Eine Reportage über den Bildungsstreik vom 17. Juni

von Lydia Wünsch

Normalerweise war ich nie der Typ, der oft an Demonstrationen teilnahm und als politisch engagiert habe ich mich auch noch nie bezeichnet. Sicher, ich gehe brav wählen und informiere mich hier und da über aktuelle weltpolitische Geschehnisse; meistens nebenbei, wenn im Radio oder im Fernseher gerade Nachrichten laufen. Hin und wieder wird auch mal eine Tageszeitung durchgeblättert. Doch irgendwie sind die meisten Themen sehr abstrakt, scheinen sehr weit weg und nicht wirklich greifbar zu sein und, was hat das Ganze eigentlich mit mir zu tun?

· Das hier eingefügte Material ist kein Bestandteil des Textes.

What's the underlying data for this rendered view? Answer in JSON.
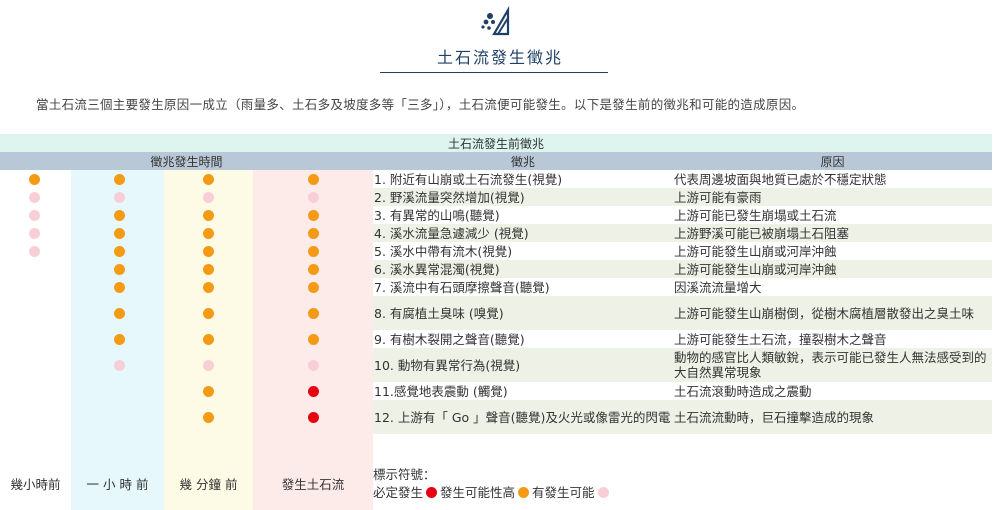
{
  "header": {
    "title": "土石流發生徵兆"
  },
  "intro": "當土石流三個主要發生原因一成立（雨量多、土石多及坡度多等「三多」），土石流便可能發生。以下是發生前的徵兆和可能的造成原因。",
  "table": {
    "caption": "土石流發生前徵兆",
    "col_time": "徵兆發生時間",
    "col_sign": "徵兆",
    "col_cause": "原因",
    "time_labels": [
      "幾小時前",
      "一 小 時 前",
      "幾 分鐘 前",
      "發生土石流"
    ],
    "rows": [
      {
        "sign": "1. 附近有山崩或土石流發生(視覺)",
        "cause": "代表周邊坡面與地質已處於不穩定狀態",
        "dots": [
          "orange",
          "orange",
          "orange",
          "orange"
        ]
      },
      {
        "sign": "2. 野溪流量突然增加(視覺)",
        "cause": "上游可能有豪雨",
        "dots": [
          "pink",
          "pink",
          "pink",
          "pink"
        ]
      },
      {
        "sign": "3. 有異常的山鳴(聽覺)",
        "cause": "上游可能已發生崩塌或土石流",
        "dots": [
          "pink",
          "orange",
          "orange",
          "orange"
        ]
      },
      {
        "sign": "4. 溪水流量急遽減少 (視覺)",
        "cause": "上游野溪可能已被崩塌土石阻塞",
        "dots": [
          "pink",
          "orange",
          "orange",
          "orange"
        ]
      },
      {
        "sign": "5. 溪水中帶有流木(視覺)",
        "cause": "上游可能發生山崩或河岸沖蝕",
        "dots": [
          "pink",
          "orange",
          "orange",
          "orange"
        ]
      },
      {
        "sign": "6. 溪水異常混濁(視覺)",
        "cause": "上游可能發生山崩或河岸沖蝕",
        "dots": [
          "",
          "orange",
          "orange",
          "orange"
        ]
      },
      {
        "sign": "7. 溪流中有石頭摩擦聲音(聽覺)",
        "cause": "因溪流流量增大",
        "dots": [
          "",
          "orange",
          "orange",
          "orange"
        ]
      },
      {
        "sign": "8. 有腐植土臭味 (嗅覺)",
        "cause": "上游可能發生山崩樹倒，從樹木腐植層散發出之臭土味",
        "dots": [
          "",
          "orange",
          "orange",
          "orange"
        ]
      },
      {
        "sign": "9. 有樹木裂開之聲音(聽覺)",
        "cause": "上游可能發生土石流，撞裂樹木之聲音",
        "dots": [
          "",
          "orange",
          "orange",
          "orange"
        ]
      },
      {
        "sign": "10. 動物有異常行為(視覺)",
        "cause": "動物的感官比人類敏銳，表示可能已發生人無法感受到的大自然異常現象",
        "dots": [
          "",
          "pink",
          "pink",
          "pink"
        ]
      },
      {
        "sign": "11.感覺地表震動 (觸覺)",
        "cause": "土石流滾動時造成之震動",
        "dots": [
          "",
          "",
          "orange",
          "red"
        ]
      },
      {
        "sign": "12. 上游有「 Go 」聲音(聽覺)及火光或像雷光的閃電",
        "cause": "土石流流動時，巨石撞擊造成的現象",
        "dots": [
          "",
          "",
          "orange",
          "red"
        ]
      }
    ]
  },
  "legend": {
    "title": "標示符號：",
    "red_label": "必定發生",
    "orange_label": "發生可能性高",
    "pink_label": "有發生可能"
  },
  "colors": {
    "orange": "#f59a15",
    "pink": "#f8cfd6",
    "red": "#e60012",
    "title_blue": "#1f3f66",
    "header_bg": "#b9c8d6",
    "caption_bg": "#ddf5ee"
  }
}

Doch die aktuelle politische Situation um das Thema Bildung bringt selbst einen Politikmuffel wie  mich auf die Straße. Schließlich bin ich als Studentin in erster Linie betroffen, wenn es um die  Themen  Studiengebühren und Bachelor-Master Studiengänge geht. Ganz gleich, ob man das Geld für die Gebühren locker sitzen hat oder nicht, ob sie von den Eltern bezahlt werden oder man selbst dafür arbeiten muss. Die Tatsache alleine, dass Bildung plötzlich aus der eigenen Tasche gezahlt werden muss, ist Grund genug sich mit diesem Thema auseinander zusetzen und die aktuellen politischen Geschehnisse im Land zu verfolgen und in Frage zu stellen.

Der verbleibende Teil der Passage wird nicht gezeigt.